Recover Green Roofs did the installation of the rooftop farm, working with structural engineers to design a system within the structural load constraints of the building while resisting environmental pressures such as wind uplift. Additional design features ensure waterproof protection and drainage. Recover Green Roofs put in a 1,750 sq ft planting area in Spring 2015, using milk crates filled with Vermont Compost Company’s Fort Light Blend that was developed for growers who want a compost-based soil mix with the handling and watering characteristics of a peat-perlite mix. “It is great soil,” exclaims Banhazl. “We have been having incredible production. It’s only the beginning of June and we’ve already harvested over 1,100 lbs this season.” A smart irrigation system minimizes water use. Urban farmers from Green City Growers maintain Fenway Farms, often during Red Sox games. The produce is used in the EMC Club and in a cafeteria for the media and employees. Fenway Park chefs work with Banhazl on what is planted. “Everything we pick, we pick in conjunction with the chefs,” she says.

Compost has always been a staple in the soil media used by Green City Growers. The company typically custom blends an organic soil mix comprised of 25% compost (from Brick Ends Farm in South Hamilton, MA); 25% topsoil; 25% peat and 25% vermiculite. At Fenway Park, Green City Growers is paid a service fee to provide materials, maintenance, harvesting and upkeep of the farm. Banhazl estimates that about 4,000 lbs of produce will be grown in 2015. “The spring and summer growing season lines up perfectly with the baseball season,” she notes. The spring plant included herbs, various salad greens, snap peas, spinach and carrots. The summer plant includes broccoli, cucumbers, eggplant, and a variety of hot and sweet peppers and greens.  —  Nora Goldstein

Engaging Sponsors

Getting a sports event sponsor to enthusiastically adopt a zero waste strategy can be a tremendous opportunity, but achieving it requires time and patience. “We always say, allow partners time to change,” says Alice Henly with the Green Sports Alliance. “Try not to set strict goals too early, but to open a dialogue. With many initiatives, it takes one to five years to roll out new product lines, so the dialogue is the important starting point.”

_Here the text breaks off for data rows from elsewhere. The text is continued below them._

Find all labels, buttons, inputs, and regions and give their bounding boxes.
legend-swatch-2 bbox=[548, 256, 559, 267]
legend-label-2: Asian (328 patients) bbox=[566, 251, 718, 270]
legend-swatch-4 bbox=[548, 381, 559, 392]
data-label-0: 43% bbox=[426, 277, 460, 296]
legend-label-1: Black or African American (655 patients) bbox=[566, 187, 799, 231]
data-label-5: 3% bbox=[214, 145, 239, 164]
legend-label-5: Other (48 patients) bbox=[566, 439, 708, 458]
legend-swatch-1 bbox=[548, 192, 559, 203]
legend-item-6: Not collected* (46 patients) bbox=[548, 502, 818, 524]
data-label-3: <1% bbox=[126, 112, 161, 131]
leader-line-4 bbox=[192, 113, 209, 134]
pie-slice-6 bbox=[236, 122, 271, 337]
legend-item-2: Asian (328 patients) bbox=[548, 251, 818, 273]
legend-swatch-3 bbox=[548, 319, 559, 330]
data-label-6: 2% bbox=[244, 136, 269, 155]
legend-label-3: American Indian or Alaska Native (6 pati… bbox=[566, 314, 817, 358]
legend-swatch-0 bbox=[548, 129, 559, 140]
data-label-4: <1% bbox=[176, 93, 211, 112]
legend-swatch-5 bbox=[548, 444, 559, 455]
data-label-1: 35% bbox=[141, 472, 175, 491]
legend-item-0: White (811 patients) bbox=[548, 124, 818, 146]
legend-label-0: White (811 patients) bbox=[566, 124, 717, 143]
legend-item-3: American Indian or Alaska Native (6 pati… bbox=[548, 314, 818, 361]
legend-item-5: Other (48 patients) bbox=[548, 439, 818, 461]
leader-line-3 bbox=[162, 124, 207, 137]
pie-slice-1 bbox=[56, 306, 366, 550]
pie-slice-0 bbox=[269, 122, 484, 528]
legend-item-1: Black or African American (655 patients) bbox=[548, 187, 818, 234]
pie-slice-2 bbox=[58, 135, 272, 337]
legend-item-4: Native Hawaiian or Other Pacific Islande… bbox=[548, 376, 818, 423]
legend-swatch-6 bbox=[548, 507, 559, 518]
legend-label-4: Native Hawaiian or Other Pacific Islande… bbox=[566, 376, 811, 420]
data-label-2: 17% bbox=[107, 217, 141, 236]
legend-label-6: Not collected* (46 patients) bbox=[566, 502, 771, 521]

A packaging take-back program may be instituted in 2016 at the Big Sur International Marathon (starting line, left). Photos by Alheli Curry and Rob Hallock, Big Sur International Marathon

The possibility of reengineering energy gel packets is a case in point. The Offset Project in Monterey, California, which handles sustainability practices for the Big Sur International Marathon, engaged in discussions with GU Energy Labs to consider a change to the packets. Though this hasn’t yet happened, GU responded by developing an upcycling program for its used disposable foil packets with Terra Cycle, a New Jersey-based company that accepts hard-to-recycle materials. For next year’s Big Sur marathon, the long-time sponsor proposes to set up a table and hand out one free, full packet for every five empty ones runners bring in. “This should help cut down contamination in our waste stream and raise awareness among runners on our diversion process and our upcycling program for the packets through Terracycle,” says Abbie Beane of The Offset Project. Other changes are easier, she adds. AT&T ProAm sponsor Outback Steakhouse, which did not comply with the zero waste policy in 2014, brought in some certified compostable foodservice ware in 2015 after it was requested.”